Peter Pham On The Pendulum Swing Back In VCs’ Favor

Early last week, during a panel about the state of early-stage investing, a handful of VCs I interviewed largely agreed that, as a class, they’re less keen right now to write checks as quickly as earlier this year.

The next day, First Round Capital published a survey of more than 500 founders of venture-backed companies who plainly agree. In fact, 80 percent of respondents said they were able to raise their target amounts during their last round, but almost all said they anticipated harder times ahead.

The slowdown seems due, given the feverish pace of investing in recent years, and the accompanying rise in valuations. The big question is whether things will stay sluggish for long. Peter Pham — an investor and advisor to many seed-stage companies, as well as the cofounder of the L.A.-based company-building outfit Science – says we’ll know the answer in March. We talked about it yesterday. Here’s more from that chat, edited for length.

 TC: You just helped serial entrepreneur Gil Elbaz raise $35 million for his company, Factual. You say it was a long road, though, which is surprising.

PP: It wasn’t an easy round, and this is the guy who created AdSense [which Google created out of Elbaz’s earlier company, Applied Semantics, after acquiring it in 2003]. Gil is super intellectual, and more than ever, the process of raising money requires a lot of salesmanship. You have to convince people who don’t know your business or have the same clarity or information that you have to invest in it, and that’s tough.

TC: When do you know it’s going to be a “no”?

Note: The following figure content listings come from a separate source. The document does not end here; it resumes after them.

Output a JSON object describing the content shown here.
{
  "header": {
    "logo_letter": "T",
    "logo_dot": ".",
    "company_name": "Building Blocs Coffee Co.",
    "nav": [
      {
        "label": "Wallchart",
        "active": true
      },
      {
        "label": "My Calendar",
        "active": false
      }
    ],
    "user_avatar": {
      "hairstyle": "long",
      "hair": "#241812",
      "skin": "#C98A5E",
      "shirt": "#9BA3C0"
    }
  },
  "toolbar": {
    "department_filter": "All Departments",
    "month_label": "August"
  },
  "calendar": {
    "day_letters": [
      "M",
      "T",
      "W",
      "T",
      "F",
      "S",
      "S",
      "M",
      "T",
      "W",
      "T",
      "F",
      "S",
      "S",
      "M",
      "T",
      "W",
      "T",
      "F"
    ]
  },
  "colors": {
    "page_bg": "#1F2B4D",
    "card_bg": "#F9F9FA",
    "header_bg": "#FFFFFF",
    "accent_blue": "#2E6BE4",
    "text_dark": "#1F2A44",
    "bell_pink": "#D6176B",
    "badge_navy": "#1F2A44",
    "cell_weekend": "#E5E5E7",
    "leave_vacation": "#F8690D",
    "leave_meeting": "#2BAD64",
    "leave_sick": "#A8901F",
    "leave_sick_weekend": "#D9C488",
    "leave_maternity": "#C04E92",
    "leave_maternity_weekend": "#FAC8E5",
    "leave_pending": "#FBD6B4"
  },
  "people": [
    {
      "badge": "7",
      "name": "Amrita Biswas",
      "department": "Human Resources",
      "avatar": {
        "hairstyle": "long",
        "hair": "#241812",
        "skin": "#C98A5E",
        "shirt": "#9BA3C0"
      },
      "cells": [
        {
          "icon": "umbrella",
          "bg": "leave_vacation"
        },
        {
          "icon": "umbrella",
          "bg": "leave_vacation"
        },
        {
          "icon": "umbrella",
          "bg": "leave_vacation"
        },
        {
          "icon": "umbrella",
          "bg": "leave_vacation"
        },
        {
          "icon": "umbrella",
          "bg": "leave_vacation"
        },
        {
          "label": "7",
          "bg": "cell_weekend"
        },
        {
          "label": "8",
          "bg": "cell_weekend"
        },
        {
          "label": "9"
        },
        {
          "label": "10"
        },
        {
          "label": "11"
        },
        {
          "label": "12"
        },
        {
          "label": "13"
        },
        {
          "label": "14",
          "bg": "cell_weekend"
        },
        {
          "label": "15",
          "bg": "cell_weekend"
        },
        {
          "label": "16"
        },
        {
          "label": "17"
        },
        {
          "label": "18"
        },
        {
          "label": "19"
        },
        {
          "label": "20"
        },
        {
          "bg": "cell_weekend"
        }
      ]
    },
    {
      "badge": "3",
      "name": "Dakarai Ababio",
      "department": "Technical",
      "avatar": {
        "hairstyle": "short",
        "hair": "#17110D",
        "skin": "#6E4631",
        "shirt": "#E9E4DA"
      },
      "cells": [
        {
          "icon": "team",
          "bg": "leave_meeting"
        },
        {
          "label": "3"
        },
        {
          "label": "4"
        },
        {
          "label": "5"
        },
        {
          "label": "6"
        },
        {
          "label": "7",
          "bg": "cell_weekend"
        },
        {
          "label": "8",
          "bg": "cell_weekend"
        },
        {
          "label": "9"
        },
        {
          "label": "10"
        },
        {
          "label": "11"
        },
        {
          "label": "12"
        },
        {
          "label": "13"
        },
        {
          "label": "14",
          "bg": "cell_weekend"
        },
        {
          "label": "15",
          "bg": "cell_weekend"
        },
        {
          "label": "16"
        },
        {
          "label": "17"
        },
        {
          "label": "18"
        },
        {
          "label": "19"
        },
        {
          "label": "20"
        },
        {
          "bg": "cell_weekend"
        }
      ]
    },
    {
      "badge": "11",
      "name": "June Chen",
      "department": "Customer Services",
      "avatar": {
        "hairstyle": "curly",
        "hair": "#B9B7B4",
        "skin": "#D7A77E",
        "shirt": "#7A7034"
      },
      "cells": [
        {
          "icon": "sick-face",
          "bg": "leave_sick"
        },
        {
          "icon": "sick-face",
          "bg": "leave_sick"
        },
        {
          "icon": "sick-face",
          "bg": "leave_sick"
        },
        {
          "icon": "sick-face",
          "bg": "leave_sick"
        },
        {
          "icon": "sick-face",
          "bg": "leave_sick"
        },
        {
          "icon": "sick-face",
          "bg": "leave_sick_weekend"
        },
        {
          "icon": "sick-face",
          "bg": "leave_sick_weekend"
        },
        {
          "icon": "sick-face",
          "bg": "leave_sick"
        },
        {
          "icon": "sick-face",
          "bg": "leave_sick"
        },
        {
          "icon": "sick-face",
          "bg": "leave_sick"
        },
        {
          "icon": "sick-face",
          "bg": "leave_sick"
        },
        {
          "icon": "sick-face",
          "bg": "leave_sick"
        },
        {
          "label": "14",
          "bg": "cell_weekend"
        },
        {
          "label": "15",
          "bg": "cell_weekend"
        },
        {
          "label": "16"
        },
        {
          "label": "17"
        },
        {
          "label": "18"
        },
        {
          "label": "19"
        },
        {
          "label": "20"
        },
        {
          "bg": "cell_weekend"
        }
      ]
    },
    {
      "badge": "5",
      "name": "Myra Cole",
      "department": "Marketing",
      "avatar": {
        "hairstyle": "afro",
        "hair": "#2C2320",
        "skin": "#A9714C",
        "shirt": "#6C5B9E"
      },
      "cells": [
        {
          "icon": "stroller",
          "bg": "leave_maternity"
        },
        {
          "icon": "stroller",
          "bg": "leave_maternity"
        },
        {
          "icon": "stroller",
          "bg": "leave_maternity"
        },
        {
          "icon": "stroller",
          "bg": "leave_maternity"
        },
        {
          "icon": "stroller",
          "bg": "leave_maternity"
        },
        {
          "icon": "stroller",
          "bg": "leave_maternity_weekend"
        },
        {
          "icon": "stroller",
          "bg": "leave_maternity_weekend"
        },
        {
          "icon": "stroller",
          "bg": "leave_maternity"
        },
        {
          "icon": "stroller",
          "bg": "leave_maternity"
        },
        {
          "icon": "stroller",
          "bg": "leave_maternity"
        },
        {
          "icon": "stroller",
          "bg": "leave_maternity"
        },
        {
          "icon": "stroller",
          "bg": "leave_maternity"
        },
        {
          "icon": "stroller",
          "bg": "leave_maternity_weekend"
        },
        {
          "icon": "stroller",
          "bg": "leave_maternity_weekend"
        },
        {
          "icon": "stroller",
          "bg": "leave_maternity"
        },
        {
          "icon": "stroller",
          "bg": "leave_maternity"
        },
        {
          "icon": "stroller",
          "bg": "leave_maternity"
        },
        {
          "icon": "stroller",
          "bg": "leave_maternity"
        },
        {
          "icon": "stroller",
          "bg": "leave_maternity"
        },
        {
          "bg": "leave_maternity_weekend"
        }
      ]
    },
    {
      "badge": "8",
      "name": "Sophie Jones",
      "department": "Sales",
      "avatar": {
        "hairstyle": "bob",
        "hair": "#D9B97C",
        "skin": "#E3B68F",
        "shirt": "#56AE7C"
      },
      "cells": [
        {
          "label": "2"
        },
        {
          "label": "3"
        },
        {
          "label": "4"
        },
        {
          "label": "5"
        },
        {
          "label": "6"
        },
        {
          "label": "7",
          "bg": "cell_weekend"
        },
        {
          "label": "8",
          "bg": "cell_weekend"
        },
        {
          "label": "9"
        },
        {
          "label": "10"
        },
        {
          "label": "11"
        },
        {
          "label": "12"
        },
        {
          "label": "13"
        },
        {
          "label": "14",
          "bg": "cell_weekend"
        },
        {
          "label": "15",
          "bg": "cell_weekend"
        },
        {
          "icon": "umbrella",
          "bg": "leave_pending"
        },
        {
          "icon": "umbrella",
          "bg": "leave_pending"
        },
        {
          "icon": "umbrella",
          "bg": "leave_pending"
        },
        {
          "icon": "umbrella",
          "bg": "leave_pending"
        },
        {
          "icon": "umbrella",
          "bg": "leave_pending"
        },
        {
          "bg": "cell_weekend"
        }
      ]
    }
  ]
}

PP: I’ve become an expert. I’ve probably pitched a few thousand times over the last four years, across 40 rounds at Science and on behalf of many friends I’ve helped to raise money. I’ve pitched some firms up to 20 times, and every time, I can tell you when the no is happening, even if the venture firm isn’t saying no because it wants to keep the option [of changing its mind].

TC: What’s the tell?

PP: If it’s in person, 100 percent you can tell what’s happening through body language, the VCs’ responsiveness, the questions you’re asked.

After a meeting, I gauge everything by the what happens over the next 24 hours. After that, a VC [who hasn’t been in touch in some way] is typically on to the next shiny object.

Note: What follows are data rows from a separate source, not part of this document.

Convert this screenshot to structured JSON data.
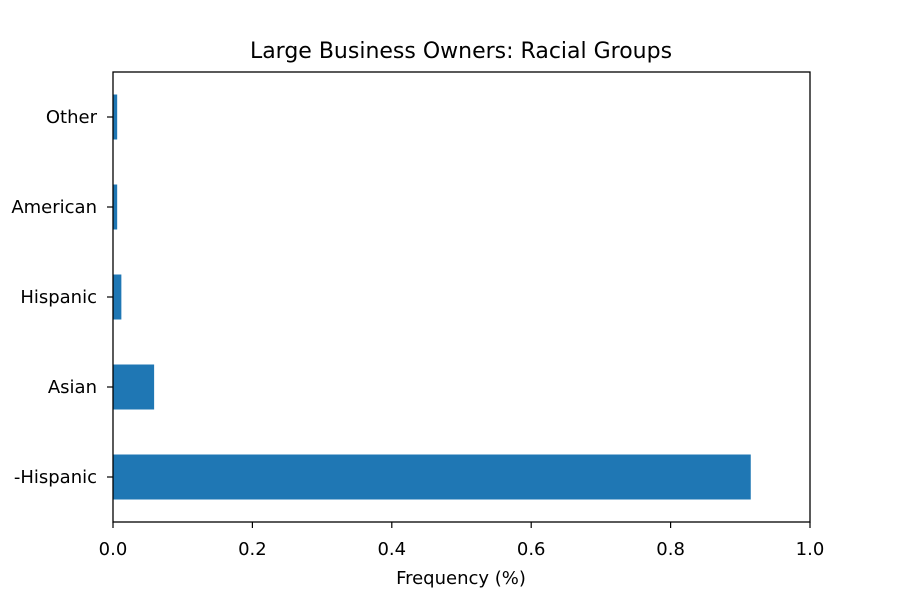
{
  "chart_data": {
    "type": "bar",
    "orientation": "horizontal",
    "title": "Large Business Owners: Racial Groups",
    "xlabel": "Frequency (%)",
    "ylabel": "",
    "categories": [
      "-Hispanic",
      "Asian",
      "Hispanic",
      "American",
      "Other"
    ],
    "values": [
      0.915,
      0.059,
      0.012,
      0.006,
      0.006
    ],
    "xlim": [
      0,
      1.0
    ],
    "x_ticks": [
      "0.0",
      "0.2",
      "0.4",
      "0.6",
      "0.8",
      "1.0"
    ],
    "grid": false,
    "legend": "none",
    "bar_color": "#1f77b4"
  }
}
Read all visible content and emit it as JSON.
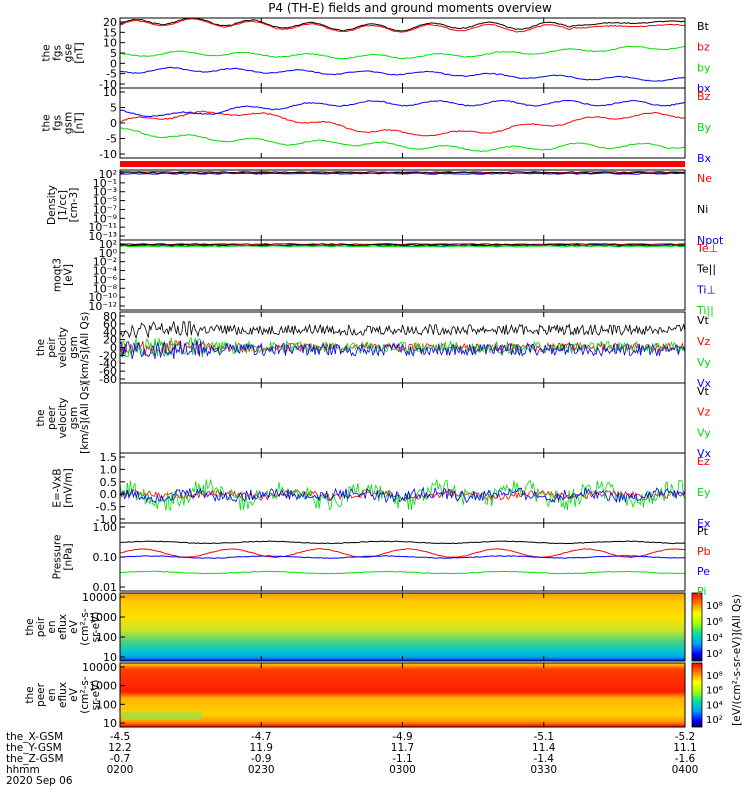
{
  "title": "P4 (TH-E) fields and ground moments overview",
  "colors": {
    "black": "#000000",
    "red": "#ff0000",
    "green": "#00e000",
    "blue": "#0000ff"
  },
  "chart_data": [
    {
      "type": "line",
      "id": "fgs-gse",
      "ylabel_lines": [
        "the",
        "fgs",
        "gse",
        "[nT]"
      ],
      "yticks": [
        "20",
        "15",
        "10",
        "5",
        "0",
        "-5",
        "-10"
      ],
      "ylim": [
        -10,
        20
      ],
      "series": [
        {
          "name": "Bt",
          "color": "black",
          "x": [
            0,
            0.1,
            0.2,
            0.3,
            0.4,
            0.5,
            0.6,
            0.7,
            0.8,
            0.9,
            1
          ],
          "y": [
            17.5,
            19,
            18,
            17,
            16,
            16,
            17,
            16.5,
            17,
            18,
            18.5
          ]
        },
        {
          "name": "bz",
          "color": "red",
          "x": [
            0,
            0.1,
            0.2,
            0.3,
            0.4,
            0.5,
            0.6,
            0.7,
            0.8,
            0.9,
            1
          ],
          "y": [
            17,
            18.5,
            17.5,
            16.5,
            15.5,
            15.5,
            16,
            15.5,
            16,
            16.5,
            17
          ]
        },
        {
          "name": "by",
          "color": "green",
          "x": [
            0,
            0.1,
            0.2,
            0.3,
            0.4,
            0.5,
            0.6,
            0.7,
            0.8,
            0.9,
            1
          ],
          "y": [
            4,
            5,
            4.5,
            4,
            3.5,
            3.5,
            4,
            5,
            6,
            7,
            7.5
          ]
        },
        {
          "name": "bx",
          "color": "blue",
          "x": [
            0,
            0.1,
            0.2,
            0.3,
            0.4,
            0.5,
            0.6,
            0.7,
            0.8,
            0.9,
            1
          ],
          "y": [
            -3,
            -2,
            -2.5,
            -3,
            -3.5,
            -3.5,
            -4,
            -5,
            -5.5,
            -6,
            -6.5
          ]
        }
      ]
    },
    {
      "type": "line",
      "id": "fgs-gsm",
      "ylabel_lines": [
        "the",
        "fgs",
        "gsm",
        "[nT]"
      ],
      "yticks": [
        "10",
        "5",
        "0",
        "-5",
        "-10"
      ],
      "ylim": [
        -13,
        10
      ],
      "series": [
        {
          "name": "Bz",
          "color": "red",
          "x": [
            0,
            0.1,
            0.2,
            0.3,
            0.4,
            0.5,
            0.6,
            0.7,
            0.8,
            0.9,
            1
          ],
          "y": [
            -1,
            1,
            2,
            0,
            -3,
            -5,
            -5,
            -3,
            -1,
            1,
            1
          ]
        },
        {
          "name": "By",
          "color": "green",
          "x": [
            0,
            0.1,
            0.2,
            0.3,
            0.4,
            0.5,
            0.6,
            0.7,
            0.8,
            0.9,
            1
          ],
          "y": [
            -4,
            -6,
            -7,
            -8,
            -8,
            -9,
            -10,
            -10,
            -9,
            -9,
            -9
          ]
        },
        {
          "name": "Bx",
          "color": "blue",
          "x": [
            0,
            0.1,
            0.2,
            0.3,
            0.4,
            0.5,
            0.6,
            0.7,
            0.8,
            0.9,
            1
          ],
          "y": [
            2,
            1,
            3,
            4,
            5,
            5,
            5,
            5,
            5,
            5,
            5
          ]
        }
      ]
    },
    {
      "type": "line",
      "id": "density",
      "ylabel_lines": [
        "Density",
        "[1/cc]",
        "[cm-3]"
      ],
      "yticks": [
        "10^2",
        "10^-1",
        "10^-3",
        "10^-5",
        "10^-7",
        "10^-9",
        "10^-11",
        "10^-13"
      ],
      "scale": "log",
      "series": [
        {
          "name": "Ne",
          "color": "red"
        },
        {
          "name": "Ni",
          "color": "black"
        },
        {
          "name": "Npot",
          "color": "blue"
        }
      ]
    },
    {
      "type": "line",
      "id": "temperature",
      "ylabel_lines": [
        "moqt3",
        "[eV]"
      ],
      "yticks": [
        "10^2",
        "10^0",
        "10^-2",
        "10^-4",
        "10^-6",
        "10^-8",
        "10^-10",
        "10^-12"
      ],
      "scale": "log",
      "series": [
        {
          "name": "Te⊥",
          "color": "red"
        },
        {
          "name": "Te||",
          "color": "black"
        },
        {
          "name": "Ti⊥",
          "color": "blue"
        },
        {
          "name": "Ti||",
          "color": "green"
        }
      ]
    },
    {
      "type": "line",
      "id": "peir-velocity",
      "ylabel_lines": [
        "the",
        "peir",
        "velocity",
        "gsm",
        "[km/s](All Qs)"
      ],
      "yticks": [
        "80",
        "60",
        "40",
        "20",
        "0",
        "-20",
        "-40",
        "-60",
        "-80"
      ],
      "ylim": [
        -80,
        80
      ],
      "series": [
        {
          "name": "Vt",
          "color": "black"
        },
        {
          "name": "Vz",
          "color": "red"
        },
        {
          "name": "Vy",
          "color": "green"
        },
        {
          "name": "Vx",
          "color": "blue"
        }
      ]
    },
    {
      "type": "line",
      "id": "peer-velocity",
      "ylabel_lines": [
        "the",
        "peer",
        "velocity",
        "gsm",
        "[km/s](All Qs)"
      ],
      "yticks": [],
      "series": [
        {
          "name": "Vt",
          "color": "black"
        },
        {
          "name": "Vz",
          "color": "red"
        },
        {
          "name": "Vy",
          "color": "green"
        },
        {
          "name": "Vx",
          "color": "blue"
        }
      ]
    },
    {
      "type": "line",
      "id": "efield",
      "ylabel_lines": [
        "E=-VxB",
        "[mV/m]"
      ],
      "yticks": [
        "1.5",
        "1.0",
        "0.5",
        "0.0",
        "-0.5",
        "-1.0"
      ],
      "ylim": [
        -1,
        1.5
      ],
      "series": [
        {
          "name": "Ez",
          "color": "red"
        },
        {
          "name": "Ey",
          "color": "green"
        },
        {
          "name": "Ex",
          "color": "blue"
        }
      ]
    },
    {
      "type": "line",
      "id": "pressure",
      "ylabel_lines": [
        "Pressure",
        "[nPa]"
      ],
      "yticks": [
        "1.00",
        "0.10",
        "0.01"
      ],
      "scale": "log",
      "series": [
        {
          "name": "Pt",
          "color": "black",
          "value": 0.27
        },
        {
          "name": "Pb",
          "color": "red",
          "value": 0.13
        },
        {
          "name": "Pe",
          "color": "blue",
          "value": 0.1
        },
        {
          "name": "Pi",
          "color": "green",
          "value": 0.035
        }
      ]
    },
    {
      "type": "heatmap",
      "id": "peir-eflux",
      "ylabel_lines": [
        "the",
        "peir",
        "en",
        "eflux",
        "eV",
        "(cm^2-s-",
        "sr-eV)"
      ],
      "yticks": [
        "10000",
        "1000",
        "100",
        "10"
      ],
      "colorbar_ticks": [
        "10^8",
        "10^6",
        "10^4",
        "10^2"
      ],
      "colorbar_label": "[eV/(cm^2-s-sr-eV)](All Qs)"
    },
    {
      "type": "heatmap",
      "id": "peer-eflux",
      "ylabel_lines": [
        "the",
        "peer",
        "en",
        "eflux",
        "eV",
        "(cm^2-s-",
        "sr-eV)"
      ],
      "yticks": [
        "10000",
        "1000",
        "100",
        "10"
      ],
      "colorbar_ticks": [
        "10^8",
        "10^6",
        "10^4",
        "10^2"
      ],
      "colorbar_label": "[eV/(cm^2-s-sr-eV)](All Qs)"
    }
  ],
  "xaxis": {
    "row_labels": [
      "the_X-GSM",
      "the_Y-GSM",
      "the_Z-GSM",
      "hhmm",
      "2020 Sep 06"
    ],
    "columns": [
      [
        "-4.5",
        "12.2",
        "-0.7",
        "0200"
      ],
      [
        "-4.7",
        "11.9",
        "-0.9",
        "0230"
      ],
      [
        "-4.9",
        "11.7",
        "-1.1",
        "0300"
      ],
      [
        "-5.1",
        "11.4",
        "-1.4",
        "0330"
      ],
      [
        "-5.2",
        "11.1",
        "-1.6",
        "0400"
      ]
    ]
  }
}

TC: You think things are getting worse for entrepreneurs suddenly. What happened?

PP: If you’ve been following Bill Gurley, a very smart guy, what he’s been tweeting has probably depressed you. The China market has scared some. We’re seeing companies like Homejoy in the online-to-offline market dying. Collectively, these things have everyone looking at valuations and saying, “This is overpriced. Let’s wait.”

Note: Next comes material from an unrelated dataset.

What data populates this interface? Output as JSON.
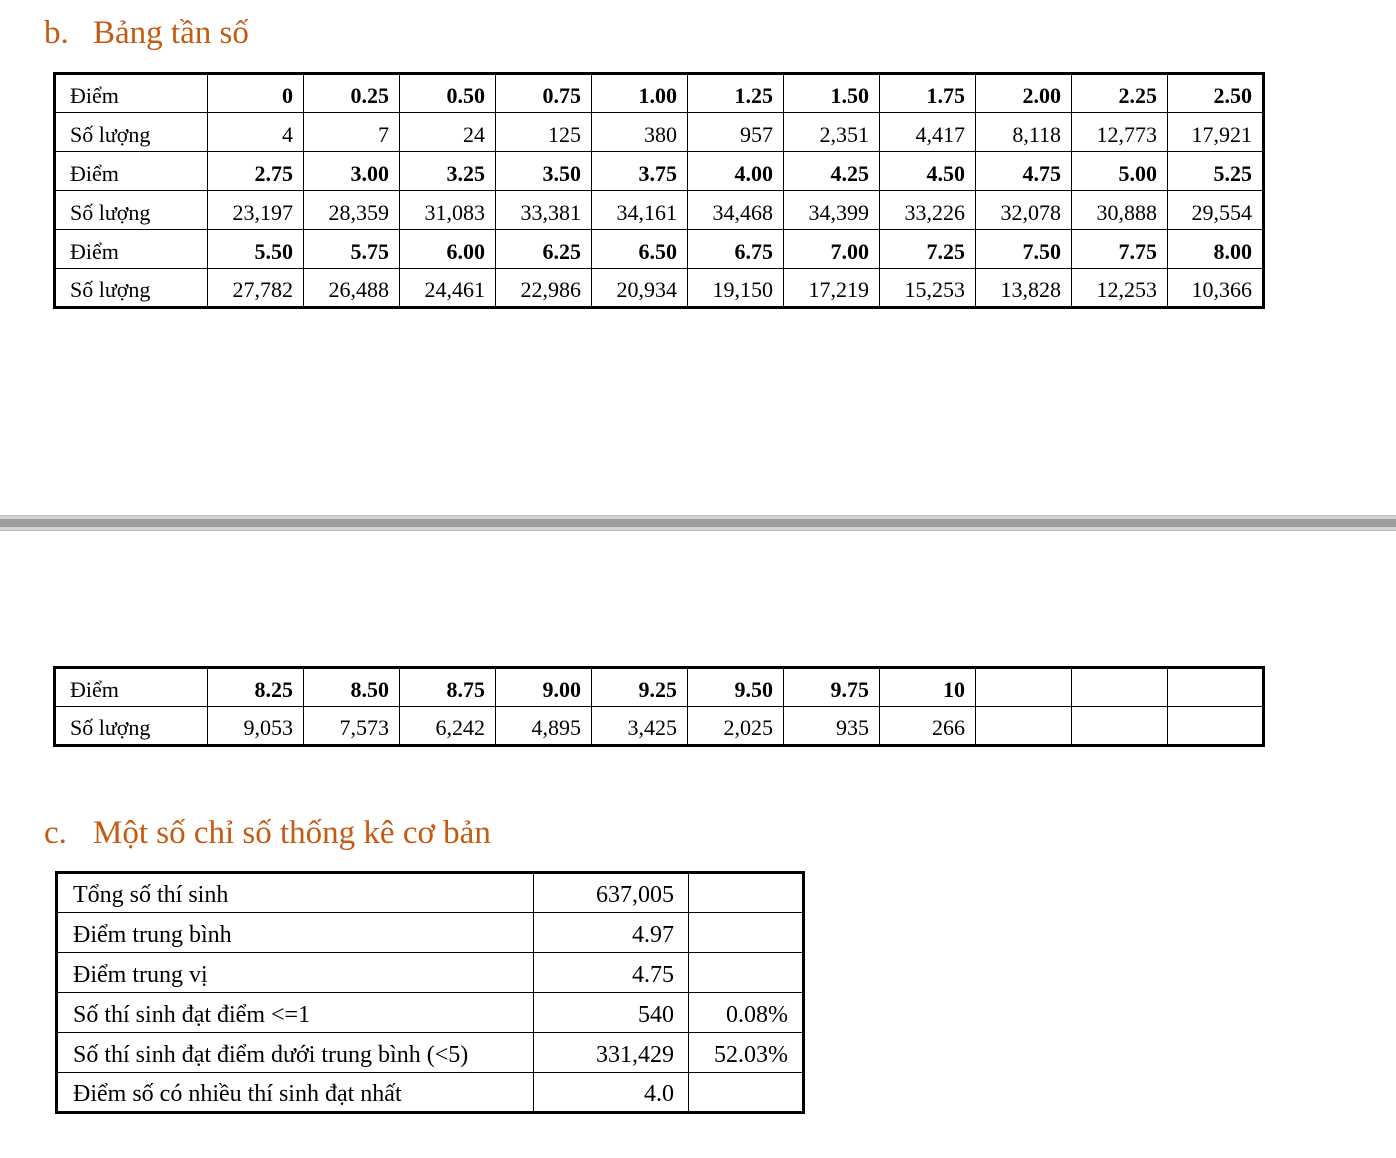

We’re also facing a natural post-Thanksgiving slowdown, where most deals have already been pitched and pricing agreed on and that have closed or are closing. In fact, I’d say if you don’t close by Tuesday of next week, you’re in no man’s land.

Broadly speaking, the negotiating power has definitely swung back from the entrepreneurs to the VCs.

TC: These things are cyclical. Do you think the pendulum has swung back all the way? How long do you expect VCs to have the upper hand?

PP: We’ll have to wait and see, but we’ll know more when YC graduates its next class. [President] Sam Altman has publicly told YC companies not to optimize on price, but because of [fear of missing out], prices end up getting driven up anyway; we’ll see if that happens.

We also have to see what happens if the Fed raises interest rates.

After that, people will begin pitching again the week after CES [the giant consumer electronics show held in Las Vegas every January], which will take us into February, when some terms sheets will get signed again.

[The invite-only] TED [conference, attended by many in the tech community] is another dead week. Then announcements will happen in March. If you see a ton of things getting funded at high prices, you’ll know things didn’t change. If not, you’ll know the market has shifted. It’ll be very clear.